L’attuale articolo 51 del Testo unico delle imposte sui redditi, nel testo post riforma Irpef del 2004, prevede, infatti, una nozione onnicomprensiva di reddito da lavoro dipendente, non più limitata al salario percepito dal datore di lavoro.

Le tasse vanno pagate anche sulle mance. È quanto ha stabilito la sentenza 26512 della Cassazione, depositata ieri, che ha preso in esame il caso di un capo ricevimento di un lussuoso Hotel a 5 stelle della Costa Smeralda a cui l’Agenzia delle Entrate aveva catalogato come reddito da lavoro dipendente non dichiarato i circa 84mila euro che il dipendente dell’albergo aveva ricevuto dai clienti. Il concierge si è quindi rivolto ai giudici, sostenendo che non ci fosse alcuna norma a sostegno della tesi dell’Agenzia.

Se la Commissione tributaria regionale si era trovata d’accordo con il lavoratore – sostenendo che in base al Testo unico delle imposte sui redditi (Tuir) le regalìe non potevano essere considerate tassabili perché non comprese nel reddito da lavoro dipendente – di diverso avviso è risultata essere la Corte Suprema.

L’attuale articolo 51 del Testo unico delle imposte sui redditi, nel testo post riforma Irpef del 2004, prevede, infatti, una nozione onnicomprensiva di reddito da lavoro dipendente, non più limitata al salario percepito dal datore di lavoro. Nella definizione rientrano tutte le somme e i valori in genere, a qualunque titolo percepiti nel periodo di imposta, anche sotto forma di erogazioni liberali, collegate al rapporto di lavoro. Incluse le mance, che hanno origine dal rapporto di lavoro subordinato e costituiscono un’entrata “sulla cui percezione il dipendente può fare, per sua comune esperienza, ragionevole, se non certo affidamento”, ha sottolineato la corte.

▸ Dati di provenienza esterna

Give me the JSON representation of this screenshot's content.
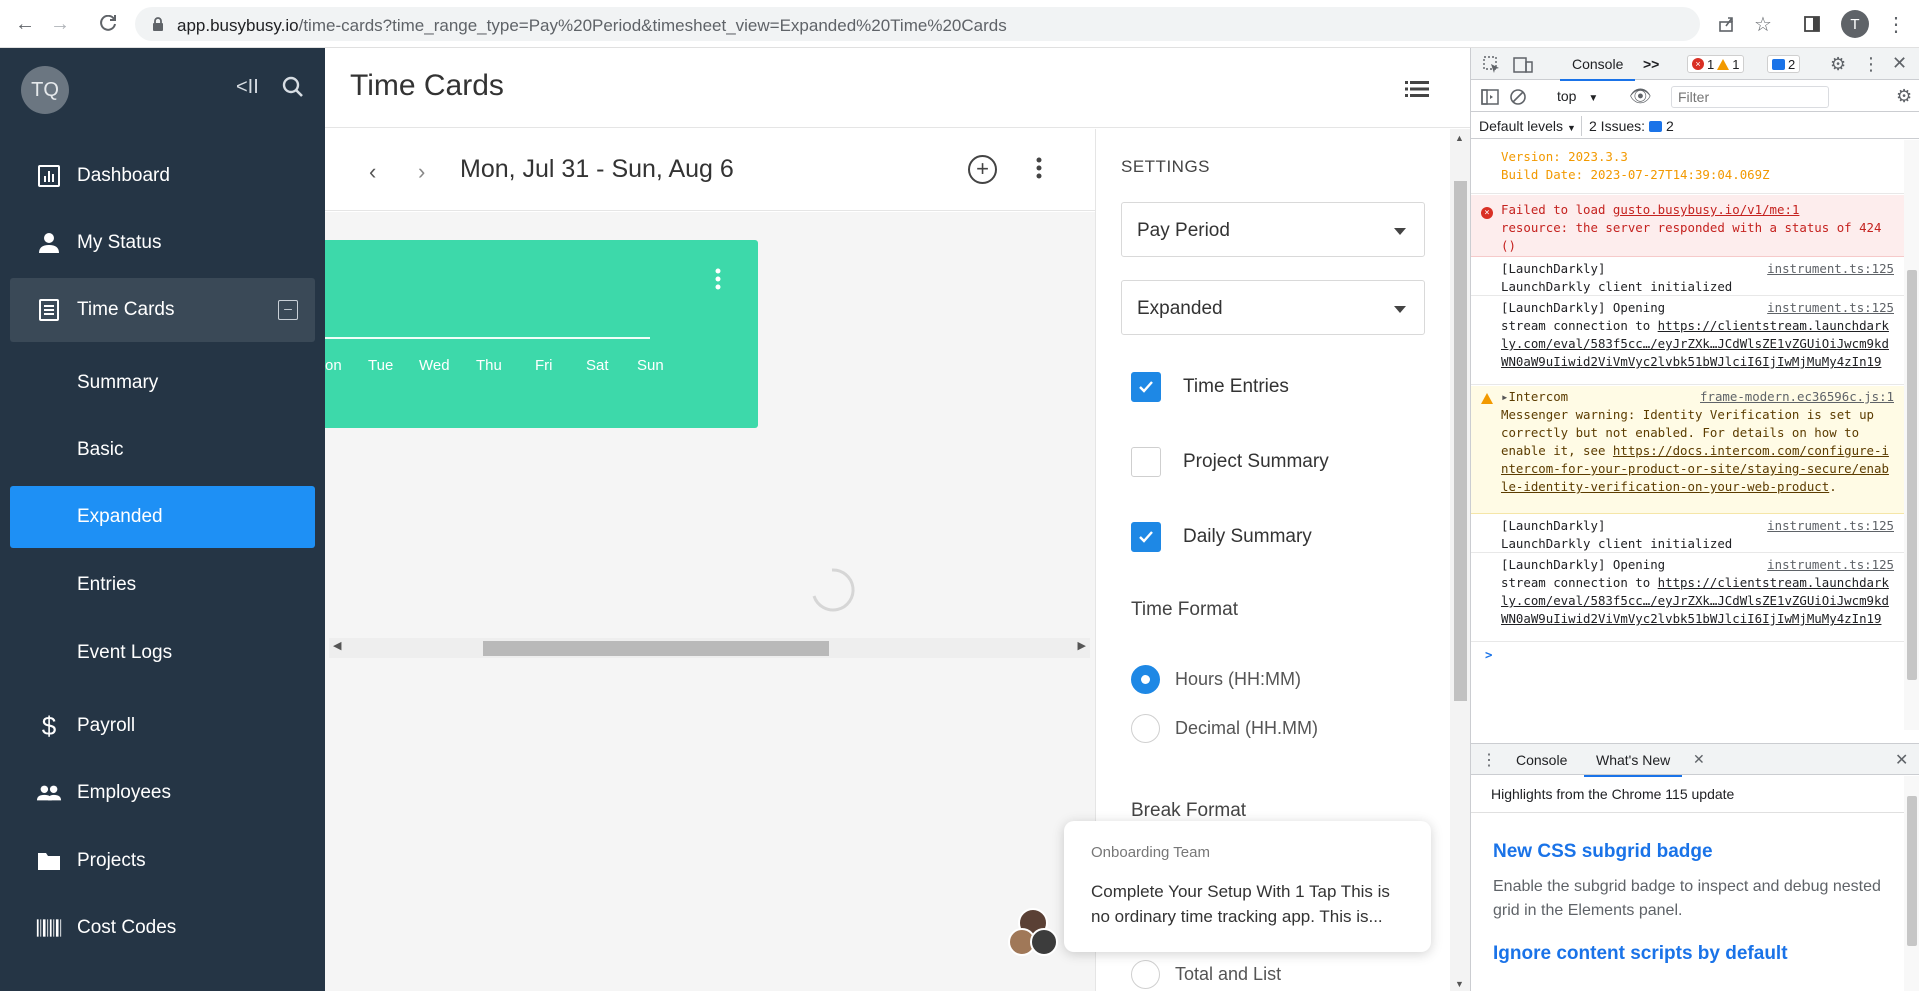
{
  "browser": {
    "url_host": "app.busybusy.io",
    "url_path": "/time-cards?time_range_type=Pay%20Period&timesheet_view=Expanded%20Time%20Cards",
    "profile_initial": "T"
  },
  "sidebar": {
    "avatar_initials": "TQ",
    "collapse_label": "<II",
    "items": [
      {
        "label": "Dashboard",
        "icon": "dashboard-icon"
      },
      {
        "label": "My Status",
        "icon": "person-icon"
      },
      {
        "label": "Time Cards",
        "icon": "timecard-icon"
      },
      {
        "label": "Summary"
      },
      {
        "label": "Basic"
      },
      {
        "label": "Expanded"
      },
      {
        "label": "Entries"
      },
      {
        "label": "Event Logs"
      },
      {
        "label": "Payroll",
        "icon": "dollar-icon"
      },
      {
        "label": "Employees",
        "icon": "people-icon"
      },
      {
        "label": "Projects",
        "icon": "folder-icon"
      },
      {
        "label": "Cost Codes",
        "icon": "barcode-icon"
      }
    ]
  },
  "main": {
    "title": "Time Cards",
    "week_range": "Mon, Jul 31 - Sun, Aug 6",
    "card_days": [
      "on",
      "Tue",
      "Wed",
      "Thu",
      "Fri",
      "Sat",
      "Sun"
    ],
    "accent": "#3dd9aa"
  },
  "settings": {
    "title": "SETTINGS",
    "range_select": "Pay Period",
    "view_select": "Expanded",
    "checks": [
      {
        "label": "Time Entries",
        "checked": true
      },
      {
        "label": "Project Summary",
        "checked": false
      },
      {
        "label": "Daily Summary",
        "checked": true
      }
    ],
    "time_format_title": "Time Format",
    "time_formats": [
      {
        "label": "Hours (HH:MM)",
        "selected": true
      },
      {
        "label": "Decimal (HH.MM)",
        "selected": false
      }
    ],
    "break_format_title": "Break Format",
    "break_partial": "Total and List"
  },
  "onboarding": {
    "from": "Onboarding Team",
    "message": "Complete Your Setup With 1 Tap This is no ordinary time tracking app. This is..."
  },
  "devtools": {
    "tabs": [
      "Console",
      ">>"
    ],
    "error_count": "1",
    "warning_count": "1",
    "message_count": "2",
    "context": "top",
    "filter_placeholder": "Filter",
    "default_levels": "Default levels",
    "issues_label": "2 Issues:",
    "issues_count": "2",
    "version_line": "Version: 2023.3.3",
    "build_line": "Build Date: 2023-07-27T14:39:04.069Z",
    "error_text_1": "Failed to load",
    "error_link": "gusto.busybusy.io/v1/me:1",
    "error_text_2": "resource: the server responded with a status of 424 ()",
    "ld1_head": "[LaunchDarkly]",
    "ld1_src": "instrument.ts:125",
    "ld1_body": "LaunchDarkly client initialized",
    "ld2_head": "[LaunchDarkly] Opening",
    "ld2_src": "instrument.ts:125",
    "ld2_body_1": "stream connection to",
    "ld2_link": "https://clientstream.launchdarkly.com/eval/583f5cc…/eyJrZXk…JCdWlsZE1vZGUiOiJwcm9kdWN0aW9uIiwid2ViVmVyc2lvbk51bWJlciI6IjIwMjMuMy4zIn19",
    "warn_head": "Intercom",
    "warn_src": "frame-modern.ec36596c.js:1",
    "warn_body": "Messenger warning: Identity Verification is set up correctly but not enabled. For details on how to enable it, see",
    "warn_link": "https://docs.intercom.com/configure-intercom-for-your-product-or-site/staying-secure/enable-identity-verification-on-your-web-product",
    "ld3_head": "[LaunchDarkly]",
    "ld3_src": "instrument.ts:125",
    "ld3_body": "LaunchDarkly client initialized",
    "ld4_head": "[LaunchDarkly] Opening",
    "ld4_src": "instrument.ts:125",
    "ld4_body_1": "stream connection to",
    "ld4_link": "https://clientstream.launchdarkly.com/eval/583f5cc…/eyJrZXk…JCdWlsZE1vZGUiOiJwcm9kdWN0aW9uIiwid2ViVmVyc2lvbk51bWJlciI6IjIwMjMuMy4zIn19",
    "prompt": ">",
    "drawer_tabs": [
      "Console",
      "What's New"
    ],
    "whats_new_sub": "Highlights from the Chrome 115 update",
    "wn1_title": "New CSS subgrid badge",
    "wn1_text": "Enable the subgrid badge to inspect and debug nested grid in the Elements panel.",
    "wn2_title": "Ignore content scripts by default"
  }
}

Non hanno quindi avuto alcun peso la natura aleatoria delle mance e il fatto che le elargizioni arrivassero direttamente dal cliente, senza alcuna relazione con il datore di lavoro. Le mance non dichiarate al fisco rientrano nel quadro normativo che detta una sola linea per il reddito da lavoro dipendente, sia ai fini fiscali sia contributivi.

I giudici della Cassazione hanno così segnalato che “in tema di reddito da lavoro dipendente, le erogazioni liberali percepite dal lavoratore dipendente, in relazione alla propria attività lavorativa, tra cui le cosiddette mance, rientrano nell’ambito della nozione onnicomprensiva di reddito fissata dall’articolo 51, primo comma, del Dpr 917/1986, e sono pertanto soggette a tassazione”.

La decisione è stata adottata nonostante una circolare dell’Agenzia delle Entrate (la n.3/2018) escluda dalla tassazione le donazioni di modico valore, richiamando l’articolo 783 del Codice civile.